Bruxelles, 30/04/2003 (Agence Europe) - La Commission européenne a travaillé mercredi sur sa réaction aux propositions institutionnelles faites par le présidium de la Convention européenne, lors d'une séance dont son porte-parole a anticipé qu'elle serait "très longue". Le Président Prodi dans un discours diffusé mardi, avait déjà annoncé la couleur en déclarant que "la Commission, et moi personnellement, refusons l'idée d'un président du Conseil "européen à temps plein, notamment parce que cela casserait l'équilibre entre petits et grands Etats membres. "Ceci marquerait la fin de la méthode communautaire. L'Union ne serait plus une communauté et deviendrait, dans les faits, une zone de libre-échange gérée par un directoire politique", affirme-t-il. M.Prodi a aussi rappelé l'attachement de la plupart des Etats membres au maintien d'un Commissaire pour chaque pays, en estimant que "leur insistance est justifiée si l'on veut que la Commission continue de jouer son traditionnel rôle d'honnête intermédiaire".
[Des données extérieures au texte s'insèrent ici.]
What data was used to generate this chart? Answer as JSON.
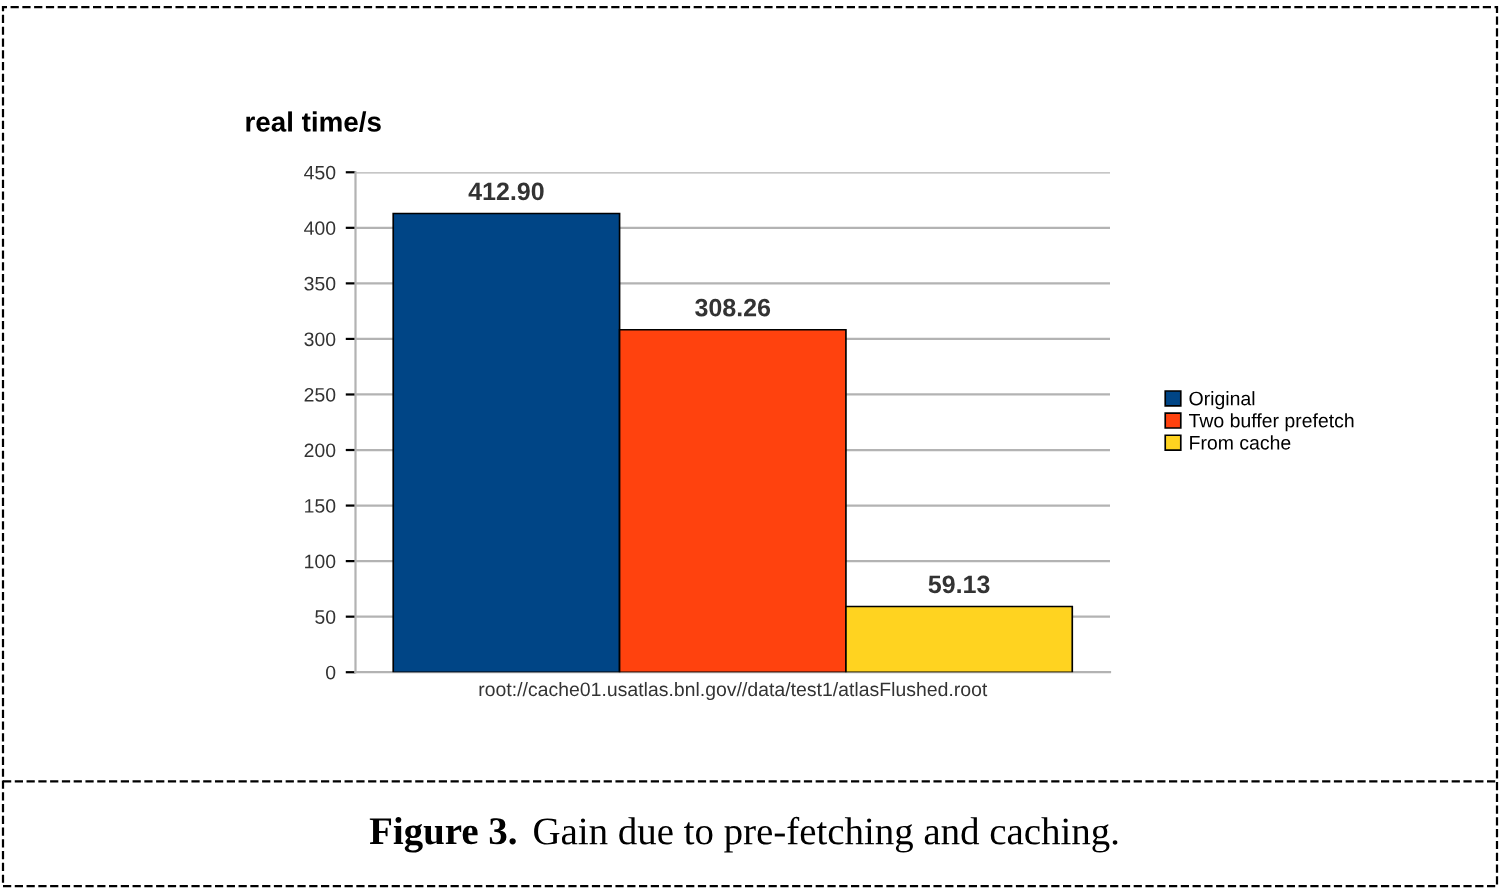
{
  "chart_data": {
    "type": "bar",
    "ylabel": "real time/s",
    "categories": [
      "root://cache01.usatlas.bnl.gov//data/test1/atlasFlushed.root"
    ],
    "series": [
      {
        "name": "Original",
        "color": "#004586",
        "values": [
          412.9
        ],
        "value_labels": [
          "412.90"
        ]
      },
      {
        "name": "Two buffer prefetch",
        "color": "#ff420e",
        "values": [
          308.26
        ],
        "value_labels": [
          "308.26"
        ]
      },
      {
        "name": "From cache",
        "color": "#ffd320",
        "values": [
          59.13
        ],
        "value_labels": [
          "59.13"
        ]
      }
    ],
    "ylim": [
      0,
      450
    ],
    "yticks": [
      0,
      50,
      100,
      150,
      200,
      250,
      300,
      350,
      400,
      450
    ],
    "grid": "y",
    "legend": "right",
    "annotations": [
      "Figure 3.",
      "Gain due to pre-fetching and caching."
    ]
  }
}
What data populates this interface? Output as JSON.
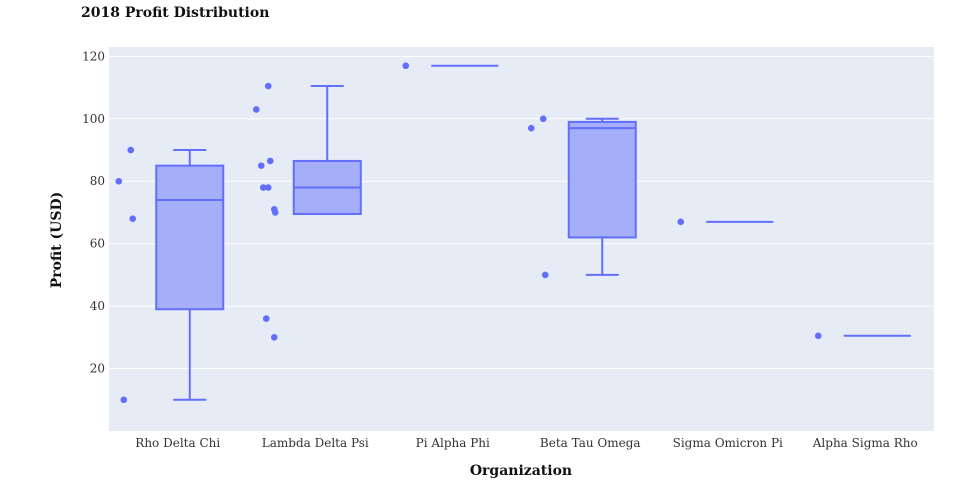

Le Président de la Convention, Valéry Giscard d'Estaing, lui a répliqué, sur la radio française France Info: "Gardons la tête droite et regardons les avantages et les inconvénients d'une présidence tournante ou d'une présidence stable". VGE, qui note que la présidente tournante, "c'est vingt présidents de l'Union européenne les dix prochaines années, et jamais deux fois le même", souligne que dans la proposition du présidium,"nous n'enlevons aucun pouvoir à la Commission" en proposant "même de renforcer l'autorité du président" sur la Commission.
Dans une interview publiée le 30 avril par Die Presse, le Commissaire à l'agriculture Franz Fischler affirme pour sa part que le Congrès des peuples proposé par VGE est "vraiment quelque chose d'inutile", mais que le président du Conseil européen à plein temps est "beaucoup plus dangereux". Selon lui, ce serait "la garantie qu'on ne parviendra à aucune intégration de la politique étrangère" et la réduction de la Commission à l'état de "simple organe exécutif", surtout si le président s'entoure d'un "bureau" (pouvant aller jusqu'à 500 personnes, ajoute-t-il) et détermine les orientations stratégiques de l'Union.